Accepting that fear is along for the ride.
It was fear that held me frozen that day, unable to click the Submit button—fear of being inadequate, misunderstood, rejected. (Incidentally, that first submission was indeed rejected within 24 hours.)
After that day, I assumed that, over time, as I wrote more, submitted more, and (hopefully) published more, my fear would lessen.
On the contrary, it was always present, whenever I sat down at my desk, whenever I began to write, whenever I submitted work. Sometimes it whispered, sometimes it shouted, but it never, ever diminished.
I realized that much of that fear (ironically enough, given that I was seeking publication) was of being seen—of my thoughts, views, words, self on a public stage, available for public consumption—and condemnation. That fear felt bad enough with respect to my short essays and poems, but in the context of my novel, it magnified tenfold. After all, the novel embodied my lens on the world and on life—it was how I see solidified into words. For this introvert, that sort of nakedness felt almost unendurable.
Elizabeth Gilbert's wonderful book on creativity, Big Magic, helped me reframe and reapproach the constant presence of fear. Gilbert's advice is to accept that fear will always be "along for the ride." She suggests giving it a place in the metaphorical creativity car but informing it that it's not allowed to speak, much less direct the route.
That shift in my mindset has brought me some peace.
Acknowledging that creativity is a privilege.
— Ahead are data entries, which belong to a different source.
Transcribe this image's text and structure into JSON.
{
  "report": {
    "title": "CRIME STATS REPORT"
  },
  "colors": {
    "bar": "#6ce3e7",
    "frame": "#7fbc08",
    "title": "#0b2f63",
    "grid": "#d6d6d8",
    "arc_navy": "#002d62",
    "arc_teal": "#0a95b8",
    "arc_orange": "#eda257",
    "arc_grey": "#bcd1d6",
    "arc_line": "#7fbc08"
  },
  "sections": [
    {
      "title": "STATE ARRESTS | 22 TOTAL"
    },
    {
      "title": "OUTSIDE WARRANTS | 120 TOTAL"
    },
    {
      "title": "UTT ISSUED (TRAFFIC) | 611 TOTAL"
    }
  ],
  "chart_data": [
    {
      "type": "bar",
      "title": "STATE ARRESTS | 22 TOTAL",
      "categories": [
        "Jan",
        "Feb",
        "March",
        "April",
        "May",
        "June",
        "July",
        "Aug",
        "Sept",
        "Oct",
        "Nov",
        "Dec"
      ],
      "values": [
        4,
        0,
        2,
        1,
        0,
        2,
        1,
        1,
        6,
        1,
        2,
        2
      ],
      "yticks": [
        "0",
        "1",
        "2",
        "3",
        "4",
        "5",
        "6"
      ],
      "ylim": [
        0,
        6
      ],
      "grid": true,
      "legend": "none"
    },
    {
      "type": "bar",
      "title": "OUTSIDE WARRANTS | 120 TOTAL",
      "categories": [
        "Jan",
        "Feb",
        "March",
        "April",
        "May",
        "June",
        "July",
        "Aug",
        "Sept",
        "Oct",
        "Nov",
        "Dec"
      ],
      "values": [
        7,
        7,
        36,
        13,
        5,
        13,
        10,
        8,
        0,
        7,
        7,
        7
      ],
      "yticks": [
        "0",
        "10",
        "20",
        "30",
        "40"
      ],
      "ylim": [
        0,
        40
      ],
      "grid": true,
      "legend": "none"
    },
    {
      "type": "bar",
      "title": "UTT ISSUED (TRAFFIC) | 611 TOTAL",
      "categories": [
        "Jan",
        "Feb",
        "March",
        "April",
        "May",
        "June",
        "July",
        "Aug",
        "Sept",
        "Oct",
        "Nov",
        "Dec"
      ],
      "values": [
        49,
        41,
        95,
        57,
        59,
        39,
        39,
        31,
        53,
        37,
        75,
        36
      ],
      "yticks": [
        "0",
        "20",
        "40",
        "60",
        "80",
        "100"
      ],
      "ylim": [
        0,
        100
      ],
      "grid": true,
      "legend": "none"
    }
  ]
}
Trying to live a creative life presents many challenges, from the frustration of being unable to find the right word or sentence to the terror of sending work into the world without knowing how (or whether) it will be received. There's the dreaded writer's block, the struggle to find writing time without the business of life obtruding, and the difficulty of simply sitting down each day to a seemingly vast, blank page.
But woven through the challenges are moments of enchantment, when sentences flow, when characters take on lives of their own, when elusive ideas suddenly crystallize into compelling shapes and patterns. Partaking of that, being awash in it, feels as mystical as it sounds.